CSA bans DSC sales charges in all provinces – except OntarioBy Kate McCaffery | February 20 2020 01:44PM
The Canadian Securities Administrators (CSA) announced that it will adopt rules, effective Feb. 20, 2020, that will lead to the end of deferred sales charges (DSC) on mutual funds, as of June 1, 2022. The rules will take effect in all provinces and territories, except Ontario.
The CSA says it considered alternatives to the DSC ban, including regulating sales through a series of restrictions, but concluded that these only partially mitigated investor harms identified, and did nothing to address “the conflicts of interest inherent in the DSC option or the harmful lock-in features imposed on investors. With ample evidence of investor harm, especially for the most financially vulnerable investors, and no evidence of any benefits, we see no reason to preserve the DSC option,” the CSA wrote in a statement.

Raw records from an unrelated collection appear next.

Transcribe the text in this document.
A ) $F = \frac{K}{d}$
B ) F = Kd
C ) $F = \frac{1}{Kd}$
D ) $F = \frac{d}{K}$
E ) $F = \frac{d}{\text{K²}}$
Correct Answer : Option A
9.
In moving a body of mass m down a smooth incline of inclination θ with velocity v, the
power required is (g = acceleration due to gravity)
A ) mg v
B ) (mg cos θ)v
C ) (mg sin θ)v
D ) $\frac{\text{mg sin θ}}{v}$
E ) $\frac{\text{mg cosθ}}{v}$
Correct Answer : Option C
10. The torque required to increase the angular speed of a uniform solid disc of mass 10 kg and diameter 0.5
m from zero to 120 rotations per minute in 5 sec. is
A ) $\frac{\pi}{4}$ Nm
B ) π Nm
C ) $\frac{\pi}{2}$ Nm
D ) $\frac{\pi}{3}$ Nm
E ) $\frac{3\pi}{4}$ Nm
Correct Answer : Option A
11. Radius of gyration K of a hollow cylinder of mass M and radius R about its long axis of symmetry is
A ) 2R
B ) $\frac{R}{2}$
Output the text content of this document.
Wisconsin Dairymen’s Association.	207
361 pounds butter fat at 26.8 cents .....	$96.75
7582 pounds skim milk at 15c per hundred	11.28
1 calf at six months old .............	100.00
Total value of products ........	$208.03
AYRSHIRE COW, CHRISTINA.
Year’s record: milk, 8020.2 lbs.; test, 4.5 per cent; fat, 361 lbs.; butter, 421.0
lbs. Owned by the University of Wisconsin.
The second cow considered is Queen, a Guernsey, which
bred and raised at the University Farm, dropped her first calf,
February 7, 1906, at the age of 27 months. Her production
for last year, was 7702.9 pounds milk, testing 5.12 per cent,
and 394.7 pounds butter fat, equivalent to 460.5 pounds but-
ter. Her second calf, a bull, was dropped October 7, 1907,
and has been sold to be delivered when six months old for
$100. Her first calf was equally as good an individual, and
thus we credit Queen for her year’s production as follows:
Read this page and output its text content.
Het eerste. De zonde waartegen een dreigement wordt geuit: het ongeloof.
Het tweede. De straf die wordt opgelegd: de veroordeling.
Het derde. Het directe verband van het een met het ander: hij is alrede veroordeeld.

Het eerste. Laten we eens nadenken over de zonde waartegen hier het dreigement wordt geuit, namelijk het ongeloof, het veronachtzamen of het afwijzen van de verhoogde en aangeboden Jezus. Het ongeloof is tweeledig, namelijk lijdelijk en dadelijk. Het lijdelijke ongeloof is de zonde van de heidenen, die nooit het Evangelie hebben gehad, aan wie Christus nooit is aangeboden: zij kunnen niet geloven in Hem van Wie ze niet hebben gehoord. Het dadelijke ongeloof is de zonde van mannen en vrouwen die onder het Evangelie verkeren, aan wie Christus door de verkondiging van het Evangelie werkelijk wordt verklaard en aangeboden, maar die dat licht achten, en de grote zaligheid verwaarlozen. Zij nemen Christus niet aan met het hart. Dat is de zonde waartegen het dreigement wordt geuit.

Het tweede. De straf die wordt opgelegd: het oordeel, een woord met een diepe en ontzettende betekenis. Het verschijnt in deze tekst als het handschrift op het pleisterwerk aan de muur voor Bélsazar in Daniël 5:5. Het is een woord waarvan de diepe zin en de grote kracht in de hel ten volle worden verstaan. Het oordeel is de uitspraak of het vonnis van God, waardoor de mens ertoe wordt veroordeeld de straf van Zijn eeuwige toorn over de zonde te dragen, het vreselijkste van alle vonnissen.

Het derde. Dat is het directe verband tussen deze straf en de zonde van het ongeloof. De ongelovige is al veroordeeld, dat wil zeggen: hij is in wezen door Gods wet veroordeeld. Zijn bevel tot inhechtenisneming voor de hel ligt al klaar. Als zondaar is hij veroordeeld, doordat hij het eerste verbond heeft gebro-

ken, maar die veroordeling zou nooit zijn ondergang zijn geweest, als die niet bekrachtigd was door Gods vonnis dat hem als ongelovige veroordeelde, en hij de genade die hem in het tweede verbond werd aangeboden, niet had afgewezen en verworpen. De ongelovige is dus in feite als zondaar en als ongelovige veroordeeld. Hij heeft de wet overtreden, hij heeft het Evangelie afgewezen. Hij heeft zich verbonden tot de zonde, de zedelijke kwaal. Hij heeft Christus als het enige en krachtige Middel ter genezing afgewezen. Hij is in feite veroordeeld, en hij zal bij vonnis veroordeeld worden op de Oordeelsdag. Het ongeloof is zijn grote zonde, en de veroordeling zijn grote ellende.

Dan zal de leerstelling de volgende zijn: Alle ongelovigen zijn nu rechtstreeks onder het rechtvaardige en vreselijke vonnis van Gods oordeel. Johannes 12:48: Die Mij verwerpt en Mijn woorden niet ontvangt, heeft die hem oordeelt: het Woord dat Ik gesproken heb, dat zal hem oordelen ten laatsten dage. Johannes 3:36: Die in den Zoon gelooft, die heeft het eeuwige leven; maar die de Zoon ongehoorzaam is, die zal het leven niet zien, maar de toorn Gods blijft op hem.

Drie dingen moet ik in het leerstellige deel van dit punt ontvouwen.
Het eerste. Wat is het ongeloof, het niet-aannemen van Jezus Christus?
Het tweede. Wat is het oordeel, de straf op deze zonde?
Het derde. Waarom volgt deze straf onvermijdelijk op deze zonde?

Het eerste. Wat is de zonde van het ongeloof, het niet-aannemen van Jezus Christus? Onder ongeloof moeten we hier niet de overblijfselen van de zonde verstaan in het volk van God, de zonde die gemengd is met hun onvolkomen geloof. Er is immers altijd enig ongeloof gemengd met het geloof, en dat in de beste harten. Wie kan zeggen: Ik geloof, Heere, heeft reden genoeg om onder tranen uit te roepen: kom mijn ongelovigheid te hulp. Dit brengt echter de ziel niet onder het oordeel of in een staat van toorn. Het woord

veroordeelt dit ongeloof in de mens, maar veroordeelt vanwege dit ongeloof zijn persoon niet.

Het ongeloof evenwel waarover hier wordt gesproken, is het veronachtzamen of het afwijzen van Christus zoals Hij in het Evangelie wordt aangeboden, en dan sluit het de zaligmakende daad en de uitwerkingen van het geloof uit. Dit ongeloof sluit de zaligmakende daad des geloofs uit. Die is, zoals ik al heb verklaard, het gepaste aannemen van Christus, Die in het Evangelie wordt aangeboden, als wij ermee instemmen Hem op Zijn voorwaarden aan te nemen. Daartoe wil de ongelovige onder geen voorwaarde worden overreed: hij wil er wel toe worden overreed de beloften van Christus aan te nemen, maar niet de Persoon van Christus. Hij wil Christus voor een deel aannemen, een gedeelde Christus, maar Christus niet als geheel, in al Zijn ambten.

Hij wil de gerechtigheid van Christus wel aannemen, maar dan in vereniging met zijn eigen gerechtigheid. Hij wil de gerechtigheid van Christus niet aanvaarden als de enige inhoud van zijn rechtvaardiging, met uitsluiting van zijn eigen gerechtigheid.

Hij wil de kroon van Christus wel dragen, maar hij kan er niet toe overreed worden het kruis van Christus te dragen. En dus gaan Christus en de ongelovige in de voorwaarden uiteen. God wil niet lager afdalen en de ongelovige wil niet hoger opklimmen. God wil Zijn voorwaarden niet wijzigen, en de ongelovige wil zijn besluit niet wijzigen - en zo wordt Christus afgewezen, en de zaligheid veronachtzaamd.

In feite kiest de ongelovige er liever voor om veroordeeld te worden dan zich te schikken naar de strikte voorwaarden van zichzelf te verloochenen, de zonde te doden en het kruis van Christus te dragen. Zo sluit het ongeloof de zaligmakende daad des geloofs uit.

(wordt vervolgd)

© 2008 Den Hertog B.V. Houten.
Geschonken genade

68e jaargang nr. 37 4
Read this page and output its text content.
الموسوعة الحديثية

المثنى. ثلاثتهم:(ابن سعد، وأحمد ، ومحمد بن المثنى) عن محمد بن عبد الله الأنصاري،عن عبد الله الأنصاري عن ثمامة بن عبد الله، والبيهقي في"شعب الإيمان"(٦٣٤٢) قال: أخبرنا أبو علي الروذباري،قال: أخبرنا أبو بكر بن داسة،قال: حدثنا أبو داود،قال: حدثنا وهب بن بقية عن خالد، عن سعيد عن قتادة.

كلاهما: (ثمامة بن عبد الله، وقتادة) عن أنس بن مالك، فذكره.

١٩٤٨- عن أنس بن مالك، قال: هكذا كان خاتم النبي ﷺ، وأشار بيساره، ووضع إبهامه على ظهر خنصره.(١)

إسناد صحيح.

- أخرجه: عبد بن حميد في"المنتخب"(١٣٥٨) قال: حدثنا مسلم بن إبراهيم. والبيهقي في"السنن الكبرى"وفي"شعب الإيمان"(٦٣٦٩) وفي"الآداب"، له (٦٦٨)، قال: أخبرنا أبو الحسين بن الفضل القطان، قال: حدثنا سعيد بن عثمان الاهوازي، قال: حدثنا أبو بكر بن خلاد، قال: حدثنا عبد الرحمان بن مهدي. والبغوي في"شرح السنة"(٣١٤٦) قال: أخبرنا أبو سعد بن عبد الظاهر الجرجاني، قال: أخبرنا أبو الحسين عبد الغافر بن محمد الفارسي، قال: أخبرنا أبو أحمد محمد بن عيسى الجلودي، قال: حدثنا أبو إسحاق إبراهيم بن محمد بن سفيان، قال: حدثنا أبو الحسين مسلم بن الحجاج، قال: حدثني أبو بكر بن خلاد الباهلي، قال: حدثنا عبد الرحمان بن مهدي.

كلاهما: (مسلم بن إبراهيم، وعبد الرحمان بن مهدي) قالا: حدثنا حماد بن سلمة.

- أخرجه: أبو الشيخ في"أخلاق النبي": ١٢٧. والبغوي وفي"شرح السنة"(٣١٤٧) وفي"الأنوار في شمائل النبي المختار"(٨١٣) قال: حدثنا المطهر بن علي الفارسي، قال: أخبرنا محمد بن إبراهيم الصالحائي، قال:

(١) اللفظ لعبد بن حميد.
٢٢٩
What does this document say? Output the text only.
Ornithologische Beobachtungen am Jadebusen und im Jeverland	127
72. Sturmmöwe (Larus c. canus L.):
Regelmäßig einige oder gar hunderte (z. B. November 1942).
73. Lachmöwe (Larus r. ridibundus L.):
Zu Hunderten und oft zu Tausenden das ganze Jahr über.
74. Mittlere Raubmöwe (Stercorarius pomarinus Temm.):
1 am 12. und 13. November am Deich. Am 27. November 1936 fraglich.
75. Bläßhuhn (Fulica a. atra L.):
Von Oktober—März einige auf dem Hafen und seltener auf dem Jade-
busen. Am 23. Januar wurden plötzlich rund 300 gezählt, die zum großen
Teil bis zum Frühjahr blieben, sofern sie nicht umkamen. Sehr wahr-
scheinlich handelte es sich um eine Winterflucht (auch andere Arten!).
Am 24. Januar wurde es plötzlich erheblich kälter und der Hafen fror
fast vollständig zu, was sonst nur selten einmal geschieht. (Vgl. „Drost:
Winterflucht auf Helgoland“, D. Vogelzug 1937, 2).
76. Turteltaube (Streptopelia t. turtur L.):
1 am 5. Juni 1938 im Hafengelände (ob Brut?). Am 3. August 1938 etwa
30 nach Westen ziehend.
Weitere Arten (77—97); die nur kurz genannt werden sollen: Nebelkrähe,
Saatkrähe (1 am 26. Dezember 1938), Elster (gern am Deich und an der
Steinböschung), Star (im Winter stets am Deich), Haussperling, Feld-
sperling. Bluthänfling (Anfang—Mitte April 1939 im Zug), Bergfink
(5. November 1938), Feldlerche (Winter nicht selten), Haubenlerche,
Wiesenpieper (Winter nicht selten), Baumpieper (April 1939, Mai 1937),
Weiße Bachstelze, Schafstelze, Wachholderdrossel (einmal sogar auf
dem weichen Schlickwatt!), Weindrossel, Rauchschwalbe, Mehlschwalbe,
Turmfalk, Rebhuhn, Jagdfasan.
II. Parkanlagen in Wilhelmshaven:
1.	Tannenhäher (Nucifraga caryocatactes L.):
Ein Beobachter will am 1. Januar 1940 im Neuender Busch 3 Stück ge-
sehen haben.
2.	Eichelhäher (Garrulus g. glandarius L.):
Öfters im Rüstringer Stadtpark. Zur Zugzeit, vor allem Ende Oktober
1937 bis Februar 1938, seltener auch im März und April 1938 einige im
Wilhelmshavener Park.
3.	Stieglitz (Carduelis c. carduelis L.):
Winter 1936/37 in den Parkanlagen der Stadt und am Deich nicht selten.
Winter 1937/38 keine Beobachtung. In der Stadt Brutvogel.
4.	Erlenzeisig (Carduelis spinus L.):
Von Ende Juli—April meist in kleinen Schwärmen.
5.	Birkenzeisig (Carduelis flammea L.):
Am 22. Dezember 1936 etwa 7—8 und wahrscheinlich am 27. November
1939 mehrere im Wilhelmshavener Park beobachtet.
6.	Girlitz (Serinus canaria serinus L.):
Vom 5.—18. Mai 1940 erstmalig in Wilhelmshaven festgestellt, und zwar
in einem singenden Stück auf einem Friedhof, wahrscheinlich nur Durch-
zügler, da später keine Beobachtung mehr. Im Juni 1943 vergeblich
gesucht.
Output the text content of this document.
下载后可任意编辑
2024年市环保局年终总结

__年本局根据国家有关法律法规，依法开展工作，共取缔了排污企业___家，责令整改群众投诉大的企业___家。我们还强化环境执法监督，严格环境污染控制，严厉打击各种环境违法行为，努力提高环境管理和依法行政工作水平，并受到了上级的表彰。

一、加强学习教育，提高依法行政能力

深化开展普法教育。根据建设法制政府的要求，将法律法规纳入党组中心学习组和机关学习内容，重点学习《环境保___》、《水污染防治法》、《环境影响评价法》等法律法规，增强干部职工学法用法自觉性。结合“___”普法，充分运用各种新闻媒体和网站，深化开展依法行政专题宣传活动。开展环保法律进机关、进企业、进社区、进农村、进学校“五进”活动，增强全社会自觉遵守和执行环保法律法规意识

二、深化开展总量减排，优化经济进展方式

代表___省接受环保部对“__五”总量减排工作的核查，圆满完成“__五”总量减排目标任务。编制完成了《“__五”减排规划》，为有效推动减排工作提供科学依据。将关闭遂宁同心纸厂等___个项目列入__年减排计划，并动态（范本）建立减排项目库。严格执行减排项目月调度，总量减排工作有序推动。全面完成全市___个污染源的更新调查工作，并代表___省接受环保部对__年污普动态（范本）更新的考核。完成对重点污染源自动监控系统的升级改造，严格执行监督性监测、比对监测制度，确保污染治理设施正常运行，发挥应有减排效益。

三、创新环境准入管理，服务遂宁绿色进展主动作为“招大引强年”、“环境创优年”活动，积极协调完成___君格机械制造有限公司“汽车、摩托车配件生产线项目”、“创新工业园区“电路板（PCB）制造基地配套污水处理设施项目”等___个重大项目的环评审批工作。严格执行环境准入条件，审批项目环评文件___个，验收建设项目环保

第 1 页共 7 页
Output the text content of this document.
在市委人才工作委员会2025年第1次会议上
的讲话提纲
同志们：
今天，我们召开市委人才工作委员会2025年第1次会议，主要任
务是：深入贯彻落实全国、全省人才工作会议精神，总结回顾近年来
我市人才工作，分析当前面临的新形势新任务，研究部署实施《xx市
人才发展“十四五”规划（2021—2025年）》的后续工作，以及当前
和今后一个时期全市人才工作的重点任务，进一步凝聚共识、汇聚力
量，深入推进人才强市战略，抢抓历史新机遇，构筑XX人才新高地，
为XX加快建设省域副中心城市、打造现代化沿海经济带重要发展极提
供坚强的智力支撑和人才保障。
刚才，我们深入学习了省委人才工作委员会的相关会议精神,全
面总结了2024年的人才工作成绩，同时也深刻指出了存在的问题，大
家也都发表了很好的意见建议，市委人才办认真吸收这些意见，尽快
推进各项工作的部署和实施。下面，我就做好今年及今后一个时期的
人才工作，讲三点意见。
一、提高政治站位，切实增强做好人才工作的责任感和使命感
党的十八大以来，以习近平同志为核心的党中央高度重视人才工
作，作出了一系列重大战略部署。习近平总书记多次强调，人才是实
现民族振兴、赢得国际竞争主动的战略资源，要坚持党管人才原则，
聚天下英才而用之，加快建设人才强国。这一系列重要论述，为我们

“Mindful of the impact of the ban on dealers who sell mutual funds with DSCs, the participating jurisdictions are providing a significant transition period of almost two and a half years to allow dealers to adjust their business models.” During this transition period, they say dealers will be allowed to sell DSC mutual funds and the redemption fee schedules on those holdings will be allowed to run their course.
“Many investment fund companies and dealers have already transitioned away from this problematic compensation model as it no longer meets investors’ needs and reasonable expectations,” they add.
The CSA also says in plans to publish additional amendments in 2020 to prohibit the payment of trailing commissions by fund organizations to dealers who do not make suitability determinations.
OSC proposes restricting use of the DSC option
In a separate announcement released Feb. 20, the Ontario Securities Commission (OSC), published for comment, a proposed rule that would restrict the use of the DSC option in the sale of mutual funds.
The OSC’s rule would prohibit the sale of mutual funds with the DSC option, to clients who are 60 and over, or who have an investment time horizon that is shorter than the DSC schedule. Other proposed changes include a prohibition on sales to clients who intend to use borrowed money to finance their purchase, changes that would shorten the maximum DSC term to three years, and changes that would allow clients to redeem up to 10 per cent of the value of their investment without redemption fees. Those in financial hardship circumstances would also be allowed to redeem their investment without paying redemption fees.
The OSC says it expects the proposed rules would apply after June 1, 2022. Stakeholders are invited to submit comments in writing before May 21, 2020.